Like virtually every actor who might be required to take off his shirt on screen these days, or at least wear a tight T-shirt, Murray has bulked up, becoming the familiar beefcake guy on the covers of romantic novels for which Fabio used to pose: oh, young man. People, should I teach you in Fabio? – but with shorter hair. (He’s still long enough to recoil dramatically from his forehead.) Such careful neatness may seem out of step with a character we’re supposed to admire for his rustic lack of self-esteem, but, of course, it fits. to the genre. A fitted T-shirt that contrasts with Kohan’s relaxed silhouette.

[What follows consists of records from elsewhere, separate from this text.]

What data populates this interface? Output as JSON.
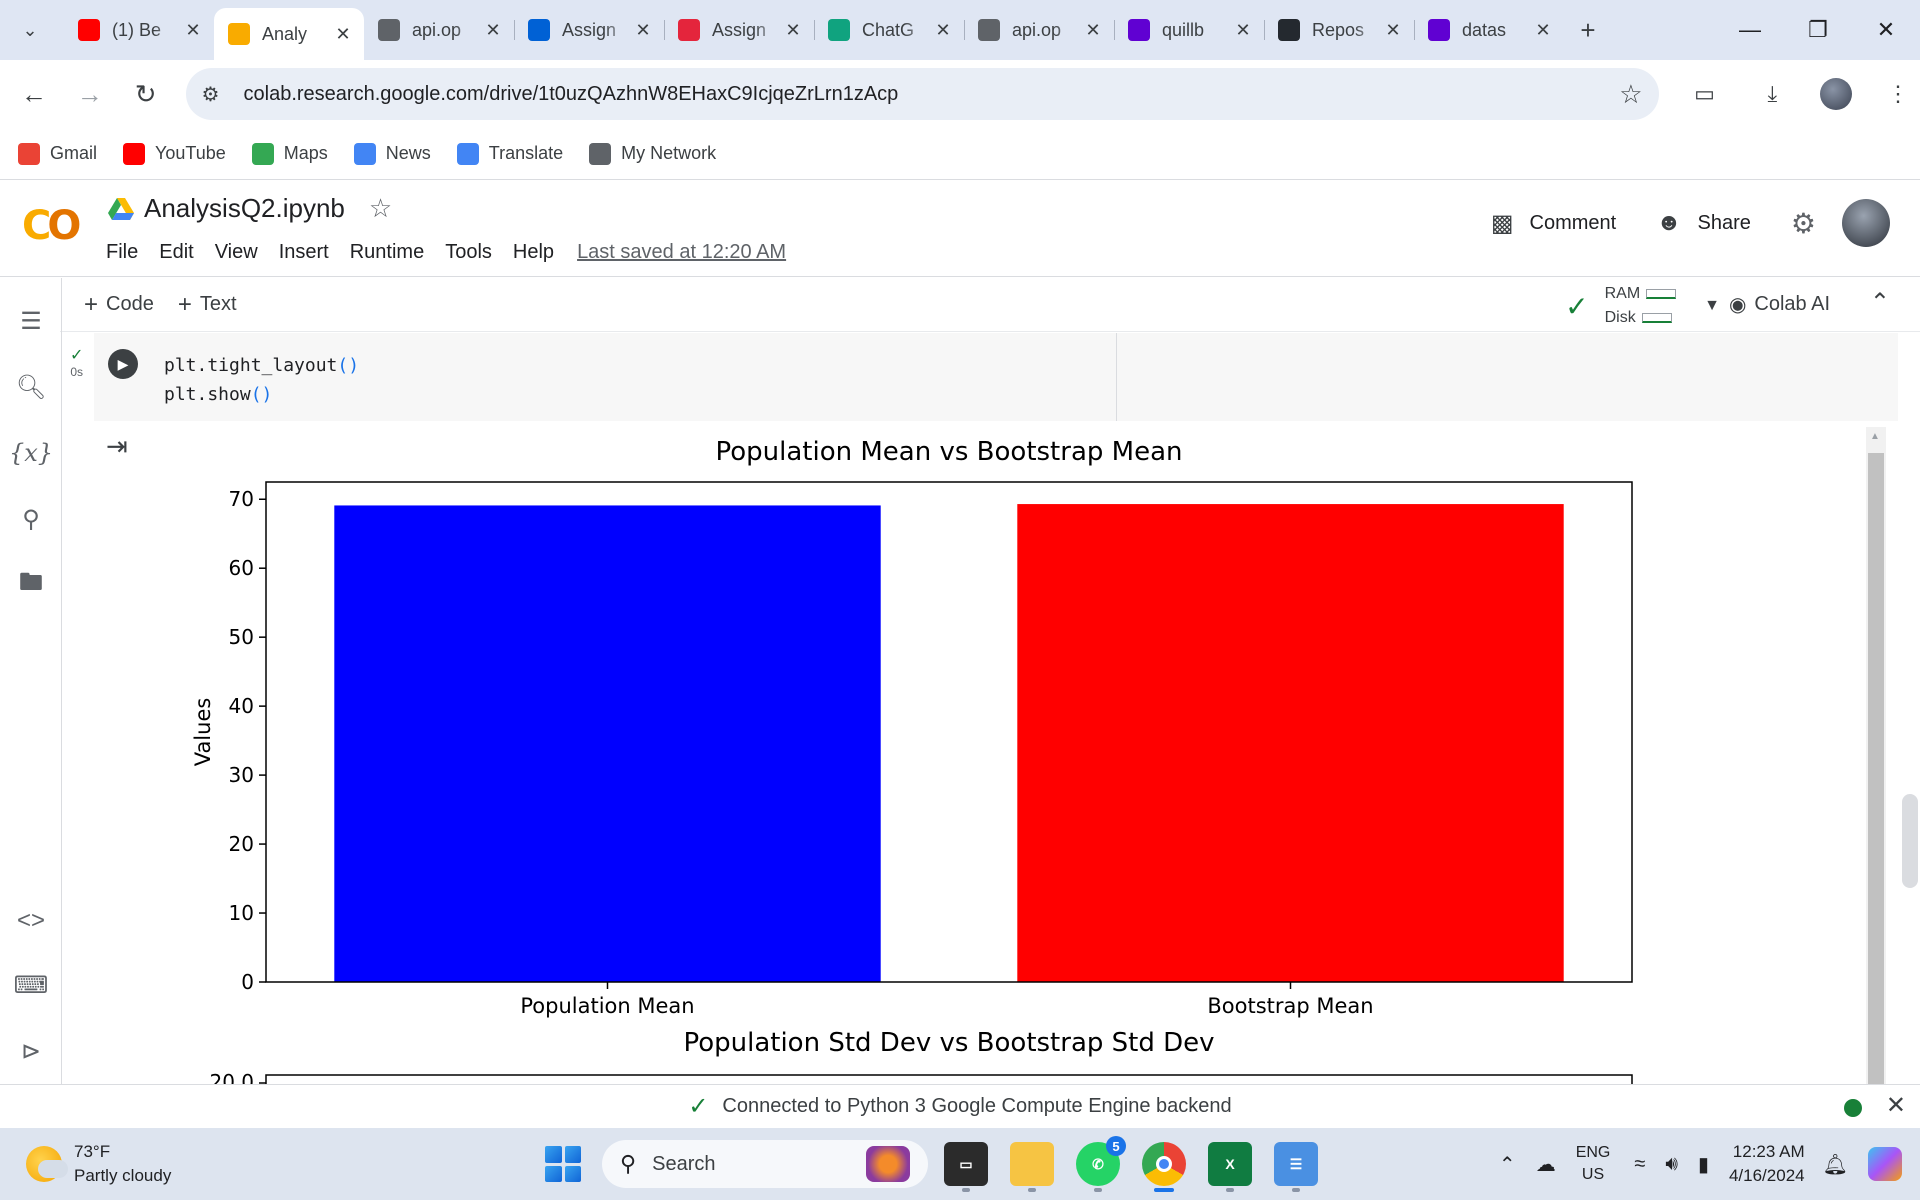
{
  "browser": {
    "tabs": [
      {
        "title": "(1) Be",
        "fav": "youtube-icon",
        "color": "#ff0000",
        "active": false
      },
      {
        "title": "Analy",
        "fav": "colab-icon",
        "color": "#f9ab00",
        "active": true
      },
      {
        "title": "api.op",
        "fav": "globe-icon",
        "color": "#5f6368",
        "active": false
      },
      {
        "title": "Assign",
        "fav": "box-icon",
        "color": "#0061d5",
        "active": false
      },
      {
        "title": "Assign",
        "fav": "canvas-icon",
        "color": "#e4253c",
        "active": false
      },
      {
        "title": "ChatG",
        "fav": "chatgpt-icon",
        "color": "#10a37f",
        "active": false
      },
      {
        "title": "api.op",
        "fav": "globe-icon",
        "color": "#5f6368",
        "active": false
      },
      {
        "title": "quillb",
        "fav": "yahoo-icon",
        "color": "#6001d2",
        "active": false
      },
      {
        "title": "Repos",
        "fav": "github-icon",
        "color": "#24292f",
        "active": false
      },
      {
        "title": "datas",
        "fav": "yahoo-icon",
        "color": "#6001d2",
        "active": false
      }
    ],
    "url": "colab.research.google.com/drive/1t0uzQAzhnW8EHaxC9IcjqeZrLrn1zAcp",
    "bookmarks": [
      {
        "label": "Gmail",
        "icon": "gmail-icon",
        "color": "#ea4335"
      },
      {
        "label": "YouTube",
        "icon": "youtube-icon",
        "color": "#ff0000"
      },
      {
        "label": "Maps",
        "icon": "maps-icon",
        "color": "#34a853"
      },
      {
        "label": "News",
        "icon": "news-icon",
        "color": "#4285f4"
      },
      {
        "label": "Translate",
        "icon": "translate-icon",
        "color": "#4285f4"
      },
      {
        "label": "My Network",
        "icon": "globe-icon",
        "color": "#5f6368"
      }
    ]
  },
  "colab": {
    "notebook_title": "AnalysisQ2.ipynb",
    "menu": [
      "File",
      "Edit",
      "View",
      "Insert",
      "Runtime",
      "Tools",
      "Help"
    ],
    "last_saved": "Last saved at 12:20 AM",
    "comment_label": "Comment",
    "share_label": "Share",
    "add_code": "Code",
    "add_text": "Text",
    "ram_label": "RAM",
    "disk_label": "Disk",
    "colab_ai_label": "Colab AI",
    "cell": {
      "exec_time": "0s",
      "lines": [
        "plt.tight_layout",
        "plt.show"
      ]
    },
    "status_message": "Connected to Python 3 Google Compute Engine backend"
  },
  "chart_data": [
    {
      "type": "bar",
      "title": "Population Mean vs Bootstrap Mean",
      "categories": [
        "Population Mean",
        "Bootstrap Mean"
      ],
      "values": [
        69.1,
        69.3
      ],
      "colors": [
        "#0000ff",
        "#ff0000"
      ],
      "xlabel": "",
      "ylabel": "Values",
      "ylim": [
        0,
        72.5
      ],
      "yticks": [
        0,
        10,
        20,
        30,
        40,
        50,
        60,
        70
      ],
      "grid": false
    },
    {
      "type": "bar",
      "title": "Population Std Dev vs Bootstrap Std Dev",
      "yticks_visible": [
        "20.0"
      ],
      "partially_visible": true
    }
  ],
  "taskbar": {
    "weather_temp": "73°F",
    "weather_desc": "Partly cloudy",
    "search_label": "Search",
    "whatsapp_badge": "5",
    "lang_line1": "ENG",
    "lang_line2": "US",
    "time": "12:23 AM",
    "date": "4/16/2024"
  }
}
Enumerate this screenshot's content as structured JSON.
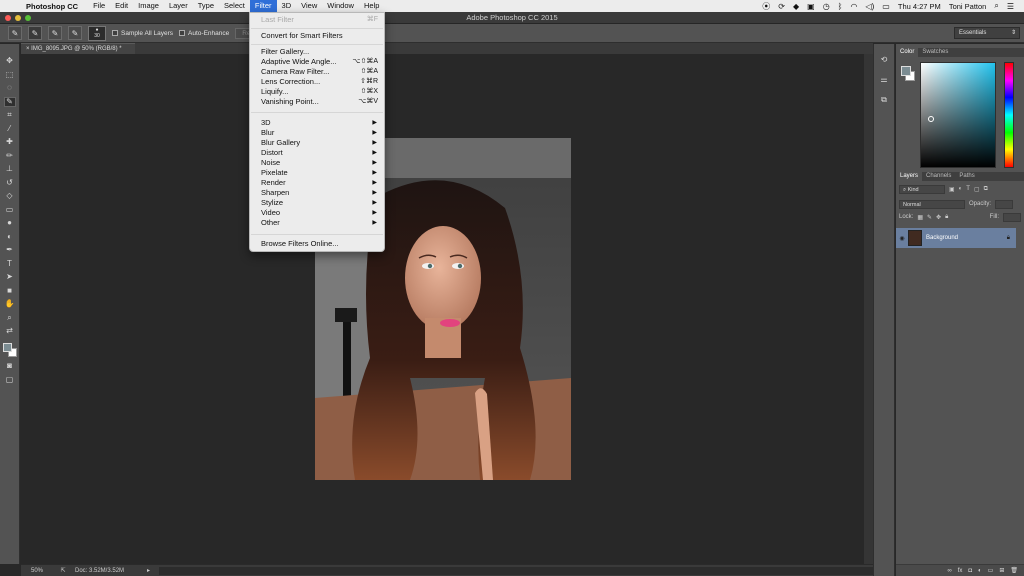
{
  "menubar": {
    "app_name": "Photoshop CC",
    "menus": [
      "File",
      "Edit",
      "Image",
      "Layer",
      "Type",
      "Select",
      "Filter",
      "3D",
      "View",
      "Window",
      "Help"
    ],
    "clock": "Thu 4:27 PM",
    "user": "Toni Patton"
  },
  "window": {
    "title": "Adobe Photoshop CC 2015",
    "document_tab": "IMG_8095.JPG @ 50% (RGB/8) *"
  },
  "options": {
    "brush_size": "30",
    "sample_all_layers": "Sample All Layers",
    "auto_enhance": "Auto-Enhance",
    "refine_edge": "Refine Edge...",
    "workspace": "Essentials"
  },
  "filter_menu": {
    "last_filter": {
      "label": "Last Filter",
      "shortcut": "⌘F"
    },
    "convert_smart": "Convert for Smart Filters",
    "group1": [
      {
        "label": "Filter Gallery...",
        "shortcut": ""
      },
      {
        "label": "Adaptive Wide Angle...",
        "shortcut": "⌥⇧⌘A"
      },
      {
        "label": "Camera Raw Filter...",
        "shortcut": "⇧⌘A"
      },
      {
        "label": "Lens Correction...",
        "shortcut": "⇧⌘R"
      },
      {
        "label": "Liquify...",
        "shortcut": "⇧⌘X"
      },
      {
        "label": "Vanishing Point...",
        "shortcut": "⌥⌘V"
      }
    ],
    "group2": [
      "3D",
      "Blur",
      "Blur Gallery",
      "Distort",
      "Noise",
      "Pixelate",
      "Render",
      "Sharpen",
      "Stylize",
      "Video",
      "Other"
    ],
    "browse_online": "Browse Filters Online..."
  },
  "status": {
    "zoom": "50%",
    "doc_size": "Doc: 3.52M/3.52M"
  },
  "color_panel": {
    "tabs": [
      "Color",
      "Swatches"
    ],
    "foreground": "#7b8c92",
    "background": "#ffffff"
  },
  "layers_panel": {
    "tabs": [
      "Layers",
      "Channels",
      "Paths"
    ],
    "filter_kind": "Kind",
    "blend_mode": "Normal",
    "opacity_label": "Opacity:",
    "lock_label": "Lock:",
    "fill_label": "Fill:",
    "layer_name": "Background"
  },
  "colors": {
    "menu_highlight": "#2f6fd8",
    "layer_selected": "#6a7f9f"
  }
}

Somewhere down the road from the campground, where things are falling apart a bit (no hot water, broken refrigerator) is the adorable town of Timberlake, where we find shops, sidewalks and the local restaurant, run by Rob, who then the darkness becomes the local bar, a place for karaoke, slow dancing and the occasional unpleasant encounter with tourists less attuned to the quiet, peaceful feel of the area; This is a place of diversity, tolerance and care, not parochialism and suspicion.

Cal in a yellow shirt kneels on a dock next to Scott in a gray shirt and cap.  They are surrounded by trees.

Cal Jones (Chad Michael Murray), left, with Harry Sullivan (Scott Patterson), Maggie’s father in “Sullivan’s Crossing.”

(Michael Tompkins/Michael Tompkins/The CW)

Among the citizenry are Connie (Hammersley), who heads the local fire department and search and rescue team; Rafe (Dakota Taylor), who helps her and is a firefighter (one wouldn’t expect anything less from an actor named Dakota Taylor); and Connie’s son Jackson (T. Thomason), introduced as the resident “climbing expert.” Apparently interested in Cal is Lola (Amalia Williamson), Sully’s unofficial stepdaughter of sorts, whose grandfather suffers from dementia; Maggie, who walks into the ER when she first finds him, suggests that she evaluate him for professional care. “We don’t send our elderly to nursing homes,” Sully barks. “Have you really forgotten what it’s like here?”

Chief among them are Frank and Edna Cranebear (Tom Jackson and Andrea Menard), the series’ only fully functional couple (the couple of the series, come to think of it) who run the camp store and snack bar. “You’re like a second mother to me,” Maggie tells Edna, but, emotionally speaking, she’s more like the first. “We could learn from Mother Earth,” Frank tells Sully, applying some indigenous wisdom to his breakup with Maggie: “She nourishes and heals her children.” Frank, as an Irish mule, is not convinced.

It’s in the series’ DNA to be a little silly, and the fact that there’s nothing overtly elegant or elegant about the production reflects the kind of non-literary literature it emerges from. Aside from the choppy, finger-picked guitar folk pop that fills the soundtrack, which I found myself muting, and some overzealous dialogue forced out of the girls’ mouths (e.g., “Dad, dad, Sully’s going to prepare a double cheeseburger with everything “Fire truck! Awesome!”), I found “Sullivan’s Crossing” perfectly enjoyable and at least once surprising. Surely, surprise is not the basis of these shows, despite the soapy melodrama; they are based on the fulfillment of expectations: there is enough tension to keep things moving, but not so much that it makes you sweat or worry.

Still, the problems are standard for the form, as indicated by the episode titles: “Homewrecker,” “Rock and a Hard Place,” “Boiling Point,” “Sins of the Father,” “Pressure Drop”; probably nothing to do with Toots. or the Crash. Well, there’s no way to reconcile without breaking up. Aside from the exclaiming children, the cast plays down the material, which keeps things cozy as one kind of family crisis follows the latest.